The times for the Spook Walk are Saturday and Sunday (Oct. 27 and 28) evening from 6:00-8:00 p.m., and Tuesday and Halloween night (Oct. 30 and 31) from 6:00-9:00. The haunt is “dark” on Monday night, because even zombies need a day off.
The couple were still putting the finishing touches in place Wednesday evening. “And I’ve got a cocoon man I’ve gotta hang,” Pat said, as they walked through their yard.
“Maybe we’ll do him over there,” Jay answered.
“Yeah, we can hang him from the tree, with the light on him,” Pat replied.

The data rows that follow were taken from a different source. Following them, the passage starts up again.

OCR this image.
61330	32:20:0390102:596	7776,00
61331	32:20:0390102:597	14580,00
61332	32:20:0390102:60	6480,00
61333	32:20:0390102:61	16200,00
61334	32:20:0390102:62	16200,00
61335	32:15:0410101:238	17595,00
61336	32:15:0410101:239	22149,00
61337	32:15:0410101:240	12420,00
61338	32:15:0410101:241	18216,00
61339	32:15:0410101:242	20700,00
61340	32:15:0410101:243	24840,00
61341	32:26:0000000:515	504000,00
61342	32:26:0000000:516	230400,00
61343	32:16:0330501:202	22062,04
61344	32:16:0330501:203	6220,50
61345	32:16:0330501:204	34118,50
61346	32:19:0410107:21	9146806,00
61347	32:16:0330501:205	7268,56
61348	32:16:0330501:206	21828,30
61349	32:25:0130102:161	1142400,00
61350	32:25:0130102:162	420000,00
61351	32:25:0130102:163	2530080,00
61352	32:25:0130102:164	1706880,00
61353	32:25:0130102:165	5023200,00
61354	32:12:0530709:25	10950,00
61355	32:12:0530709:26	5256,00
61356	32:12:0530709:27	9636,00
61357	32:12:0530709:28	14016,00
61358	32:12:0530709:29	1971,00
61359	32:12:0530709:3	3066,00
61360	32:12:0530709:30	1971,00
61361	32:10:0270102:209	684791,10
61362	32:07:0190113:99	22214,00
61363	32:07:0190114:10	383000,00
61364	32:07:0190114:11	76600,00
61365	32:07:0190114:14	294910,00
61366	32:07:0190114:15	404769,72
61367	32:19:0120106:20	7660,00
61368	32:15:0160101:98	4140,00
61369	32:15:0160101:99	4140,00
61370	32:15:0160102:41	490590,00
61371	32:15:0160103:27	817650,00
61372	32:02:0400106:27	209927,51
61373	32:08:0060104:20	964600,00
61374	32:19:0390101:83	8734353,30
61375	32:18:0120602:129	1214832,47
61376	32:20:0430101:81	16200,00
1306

“Yeah, on the left side,” Jay said, nailing down the details. “And there’ll probably be one more skeleton in a cage, that’ll be up there somewhere,” Jay said. “He’ll be kind of shaking and rattling it. And there’s one other prop that I’m trying to get built. It’s a rocking chair that rocks all by itself. So when kids come up on the porch to trick-or-treat, there it’ll be, rocking….” he said with only a slightly maniacal laugh.